Gobelin lui avait sans nul doute porté un coup féroce, mais qui n’aurait guère plus d’impact qu’un louveteau mordillant l’oreille d’un tigre assoupi. J’en avais la certitude. Tout comme je savais que ce louveteau s’était laissé prendre pour faire gagner un temps précieux à sa meute.
« Tobo ! Précède-nous aussi vite que tu le peux. Va prévenir les autres. » Il était plus jeune, plus rapide, et les aurait rejoints bien avant moi.
Il représentait l’avenir.
J’allais interdire l’accès de l’escalier à tout ce qui tenterait de le pourchasser.
Les hurlements montaient toujours d’en bas, provenant de deux sources différentes. Gobelin se montrait encore plus entêté avec Kina qu’il ne l’avait jamais été avec Qu’un-Œil.
Nous grimpions aussi vite que maître Santaraksita pouvait se le permettre. J’avançais derrière eux, prête à me retourner pour interposer la pioche impie entre nous et tout poursuivant éventuel, convaincue que la puissance de ce talisman nous protégerait.
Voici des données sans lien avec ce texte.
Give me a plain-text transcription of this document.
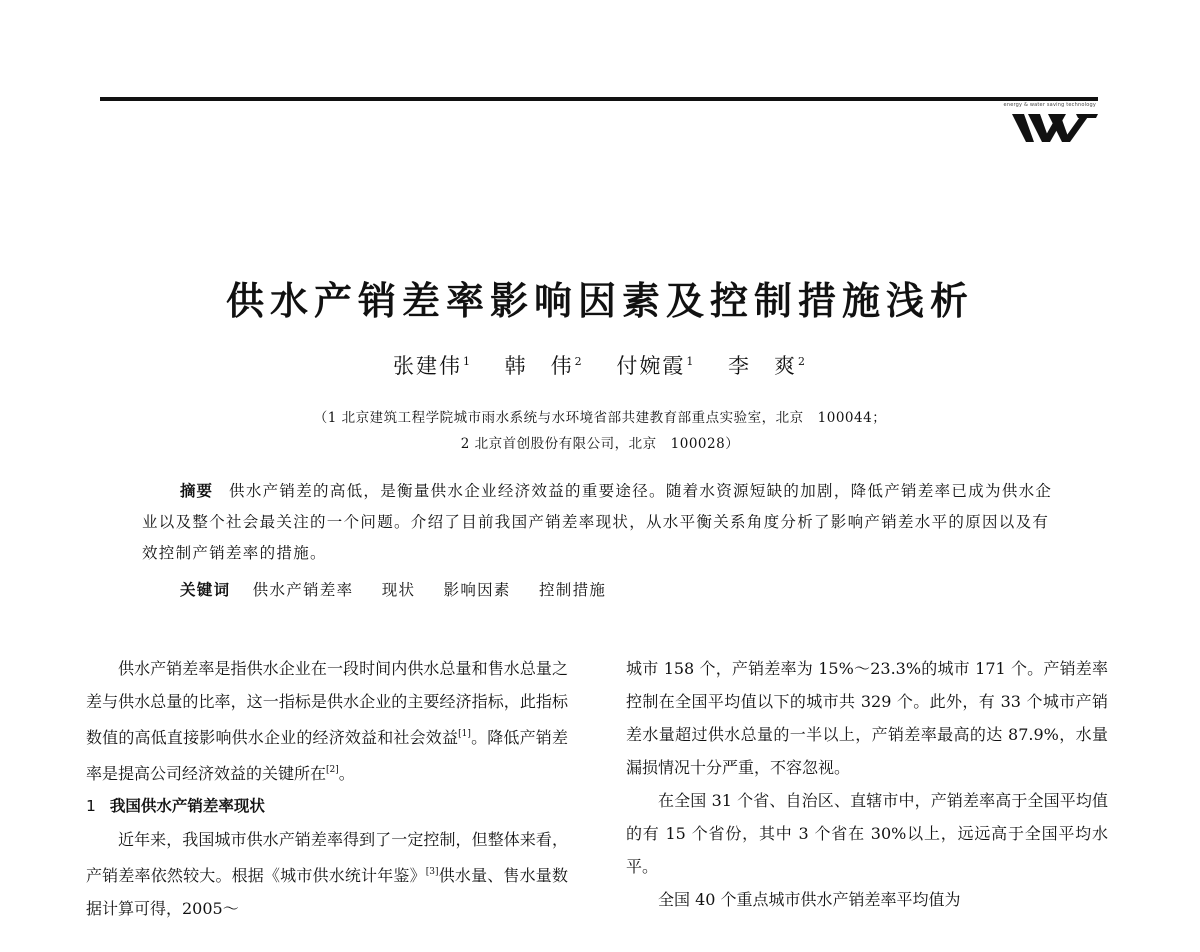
energy & water saving technology
供水产销差率影响因素及控制措施浅析
张建伟$^1$ 韩　伟$^2$ 付婉霞$^1$ 李　爽$^2$
（1 北京建筑工程学院城市雨水系统与水环境省部共建教育部重点实验室，北京　100044；
2 北京首创股份有限公司，北京　100028）
摘要 供水产销差的高低，是衡量供水企业经济效益的重要途径。随着水资源短缺的加剧，降低产销差率已成为供水企业以及整个社会最关注的一个问题。介绍了目前我国产销差率现状，从水平衡关系角度分析了影响产销差水平的原因以及有效控制产销差率的措施。
关键词 供水产销差率 现状 影响因素 控制措施

供水产销差率是指供水企业在一段时间内供水总量和售水总量之差与供水总量的比率，这一指标是供水企业的主要经济指标，此指标数值的高低直接影响供水企业的经济效益和社会效益[1]。降低产销差率是提高公司经济效益的关键所在[2]。

1 我国供水产销差率现状

近年来，我国城市供水产销差率得到了一定控制，但整体来看，产销差率依然较大。根据《城市供水统计年鉴》[3]供水量、售水量数据计算可得，2005～

城市 158 个，产销差率为 15%～23.3%的城市 171 个。产销差率控制在全国平均值以下的城市共 329 个。此外，有 33 个城市产销差水量超过供水总量的一半以上，产销差率最高的达 87.9%，水量漏损情况十分严重，不容忽视。

在全国 31 个省、自治区、直辖市中，产销差率高于全国平均值的有 15 个省份，其中 3 个省在 30%以上，远远高于全国平均水平。

全国 40 个重点城市供水产销差率平均值为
Les ténèbres ne hantaient plus l’escalier. La visibilité était bien meilleure qu’à la descente. À telle enseigne que nous aurions pu voir les marches s’étirer sur près de deux kilomètres si les paliers ne nous avaient bloqué la vue.
Je haletais et je m’efforçais encore de lutter contre les crampes de mes jambes quand les cris ont cessé. Suvrin s’était déjà effondré une première fois en se vidant l’estomac. Maître Santaraksita donnait désormais l’impression d’être le plus endurant de nous trois : il ne se plaignait pas, bien qu’il fût si pâle que la crainte de voir son cœur lâcher m’a prise.
J’ai jeté un coup d’œil vers le bas pendant que nous reprenions haleine, tout en tendant l’oreille pour essayer de percer un silence inquiétant. « Dieu est grand. » Râle. « Il n’y a d’autre dieu que Dieu. » Râle. « Ô Seigneur de la Création, je me reconnais comme ton enfant. »
Il restait encore assez de souffle à maître Santaraksita. « Il va finir par s’ennuyer et passer à autre chose si tu n’entres pas dans le vif du sujet, Dorabee, a-t-il grondé.
— Comment ça ? » Râle. « Aide-nous !
— Mieux. Bien mieux. Relève-toi, Suvrin ! »
Le corbeau blanc a remonté l’escalier comme une flèche et failli m’envoyer bouler de tout mon long sur le palier. J’ai encore compliqué sa tâche en m’efforçant de l’esquiver. Il a cinglé mon visage de ses ailes battantes. « Montez, a-t-il dit. Lentement. Sans paniquer, mais sans vous arrêter. Je surveillerai vos arrières. »
Nous avons encore grimpé pendant cinq ou dix jours. La faim me tenaillait. Terreur et manque de sommeil m’inspiraient des hallucinations. Je n’osais plus me retourner de peur de voir se rapprocher une chose effroyable. Plus l’effort pompait notre énergie, sapait notre volonté et notre aptitude à reprendre courage, plus nous ralentissions. Passer d’un palier au suivant exigeait à présent un effort surhumain et une grande force de volonté. Puis nous avons commencé à nous reposer entre deux paliers bien que ni Suvrin ni Santaraksita n’en eussent exprimé le désir.
« Arrêtez-vous un moment pour dormir », a suggéré le corbeau.
Nul ne l’a contredit. Il y a des limites à ce que la terreur elle-même peut vous imposer. Nous avions trouvé les nôtres. Je me suis effondrée si vite que j’ai prétendu par la suite avoir perçu mon premier ronflement avant même de toucher le palier de pierre. J’ai vaguement eu conscience du corbeau prenant son essor et s’enfonçant dans les ténèbres pour gagner de nouveau le fond de ce puits sans fond.